Les affaires criminelles des Yvelines : Roger Lesimple, le « turfiste enragé »

Publié le 02/12/2024

« Lesimple écrasait la tête de ses victimes à coups de bûche ou de pilon », titre en 1948, le journal Ce Soir. Roger Lesimple, 31 ans au moment des faits, a tué deux personnes à quelques jours d’intervalle pour quelques milliers de francs… Guillotiné en 1951, il a fait partie des condamnés à mort sélectionnés pour des essais de greffe de rein en France.

Roger Lesimple a 31 ans lorsqu’il est arrêté à la Villette par l’inspecteur chef, Arnal et ses collègues, Godot et Deplanque. Lors d’un long interrogatoire, il avoue deux crimes, pour un gain de 6 900 francs. Le premier remonte au 22 décembre 1947. « À l’époque, Lesimple était garçon de ferme à Jumeauville, près de Montfort (Seine-et-Oise), relate le journal Ce Soir. Il avait un « tuyau » épatant aux courses. Il voulait jouer, mais il n’avait pas d’argent. Son camarade Blanchard, lui, avait un portefeuille plein de billets de « mille ». Le soir, Lesimple saisit Blanchard à la gorge avec ses deux grosses mains et il acheve sa victime en lui écrasant la tête avec le pilon à broyer les betteraves. Ce crime lui rapporta 6 000 francs. » Deux jours après, il est à Egly, près d’Arpajon. « Là, dans une baraque en planches, une vieille dame, Mme Lécureuil, 65 ans, élevait des poules et des lapins. Lesimple s’introduisit la nuit dans le local en brisant le carreau d’une fenêtre. Au bruit, la sexagénaire s’éveilla et se dressa sur sa couche. » Elle se mit à crier. Pour la faire taire, il lui tire une balle en pleine poitrine. «  Mais elle continuait à gémir, dit le bandit. Je l’ai achevée à coups de bûche » ! Son corps est découvert quatre jours plus tard, dévoré par les rats et les poules. Le gain pour Lesimple : 900 francs. Pensant à une mort naturelle, le corps est inhumé. Ce n’est qu’avec les aveux de Lesimple lors de son arrestation que l’assassinat put être reconnu.

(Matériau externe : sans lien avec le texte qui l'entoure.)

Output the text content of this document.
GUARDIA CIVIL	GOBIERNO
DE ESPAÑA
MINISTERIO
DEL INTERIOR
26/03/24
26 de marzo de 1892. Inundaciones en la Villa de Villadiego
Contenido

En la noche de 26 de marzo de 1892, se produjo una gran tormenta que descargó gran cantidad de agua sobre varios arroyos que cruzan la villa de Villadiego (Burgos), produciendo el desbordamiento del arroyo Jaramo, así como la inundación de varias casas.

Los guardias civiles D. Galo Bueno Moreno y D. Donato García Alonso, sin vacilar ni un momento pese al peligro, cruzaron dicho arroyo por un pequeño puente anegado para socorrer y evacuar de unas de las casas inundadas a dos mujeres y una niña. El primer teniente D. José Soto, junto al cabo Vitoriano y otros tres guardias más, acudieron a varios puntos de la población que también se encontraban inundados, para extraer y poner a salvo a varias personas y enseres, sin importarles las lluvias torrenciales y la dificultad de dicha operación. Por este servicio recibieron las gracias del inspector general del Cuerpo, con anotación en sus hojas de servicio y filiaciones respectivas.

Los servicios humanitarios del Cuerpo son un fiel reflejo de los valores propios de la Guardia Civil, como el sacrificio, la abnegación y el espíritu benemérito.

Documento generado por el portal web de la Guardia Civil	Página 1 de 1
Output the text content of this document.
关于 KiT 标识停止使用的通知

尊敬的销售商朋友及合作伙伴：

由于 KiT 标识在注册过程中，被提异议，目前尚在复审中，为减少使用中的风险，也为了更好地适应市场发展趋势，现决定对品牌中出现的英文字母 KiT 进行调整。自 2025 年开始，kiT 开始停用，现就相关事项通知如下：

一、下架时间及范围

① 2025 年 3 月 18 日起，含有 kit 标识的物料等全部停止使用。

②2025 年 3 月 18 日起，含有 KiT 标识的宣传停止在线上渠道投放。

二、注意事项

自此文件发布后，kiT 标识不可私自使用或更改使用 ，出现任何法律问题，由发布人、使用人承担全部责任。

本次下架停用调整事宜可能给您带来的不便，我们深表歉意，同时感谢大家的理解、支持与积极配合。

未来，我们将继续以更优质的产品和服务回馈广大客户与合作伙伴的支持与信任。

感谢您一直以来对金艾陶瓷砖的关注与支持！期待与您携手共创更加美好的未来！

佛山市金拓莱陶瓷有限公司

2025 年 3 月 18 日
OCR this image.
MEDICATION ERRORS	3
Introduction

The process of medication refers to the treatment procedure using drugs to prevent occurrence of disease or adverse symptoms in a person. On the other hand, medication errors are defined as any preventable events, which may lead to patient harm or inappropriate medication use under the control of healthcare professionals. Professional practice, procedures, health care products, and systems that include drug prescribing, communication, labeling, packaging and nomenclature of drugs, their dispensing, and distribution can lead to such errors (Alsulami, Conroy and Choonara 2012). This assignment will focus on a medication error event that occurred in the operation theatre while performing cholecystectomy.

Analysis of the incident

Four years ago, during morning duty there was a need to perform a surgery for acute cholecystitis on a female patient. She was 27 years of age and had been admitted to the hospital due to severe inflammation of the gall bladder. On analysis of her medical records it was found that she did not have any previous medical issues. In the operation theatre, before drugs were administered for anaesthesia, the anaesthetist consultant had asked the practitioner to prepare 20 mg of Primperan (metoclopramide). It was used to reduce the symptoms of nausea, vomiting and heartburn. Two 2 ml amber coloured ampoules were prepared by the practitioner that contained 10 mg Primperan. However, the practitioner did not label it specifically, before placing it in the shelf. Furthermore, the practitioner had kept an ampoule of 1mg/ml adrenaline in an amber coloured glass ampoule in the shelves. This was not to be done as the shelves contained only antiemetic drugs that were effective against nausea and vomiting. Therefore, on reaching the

Surnommé « écumeur de la banlieue », il tente également en janvier de braquer un fermier à Trilport et un café sur les bords du canal de l’Ourcq à Aulnay. Puis « quelques fric-frac dans la région de Rosny et de Bondy », avec des cambriolages dans des maisons inhabitées.

Maître Tiercin à la défense

Mars 1950, Roger Lesimple est jugé devant les assises de Seine-et-Oise, à Versailles. Il est défendu par Maître Tiercin, du barreau de Versailles. On retrouve peu d’informations sur cet avocat dans les archives de la presse. Son nom apparaît dans une seconde affaire de la même époque, aux côtés de Maître Genty, pour défendre André Félix en 1949. Durant ce que le journal Le Combat appelle « le procès du satyre de Rueil », André Félix est accusé d’avoir violenté plusieurs femmes. Surnommé « le vampire », il avoue avant de se rétracter, « en expliquant qu’athlète complet, il n’en avait pas moins été pris d’une terreur panique devant l’appareil de la justice » (Ce Soir, 14 avril 1949). Il est relaxé au bénéfice du doute.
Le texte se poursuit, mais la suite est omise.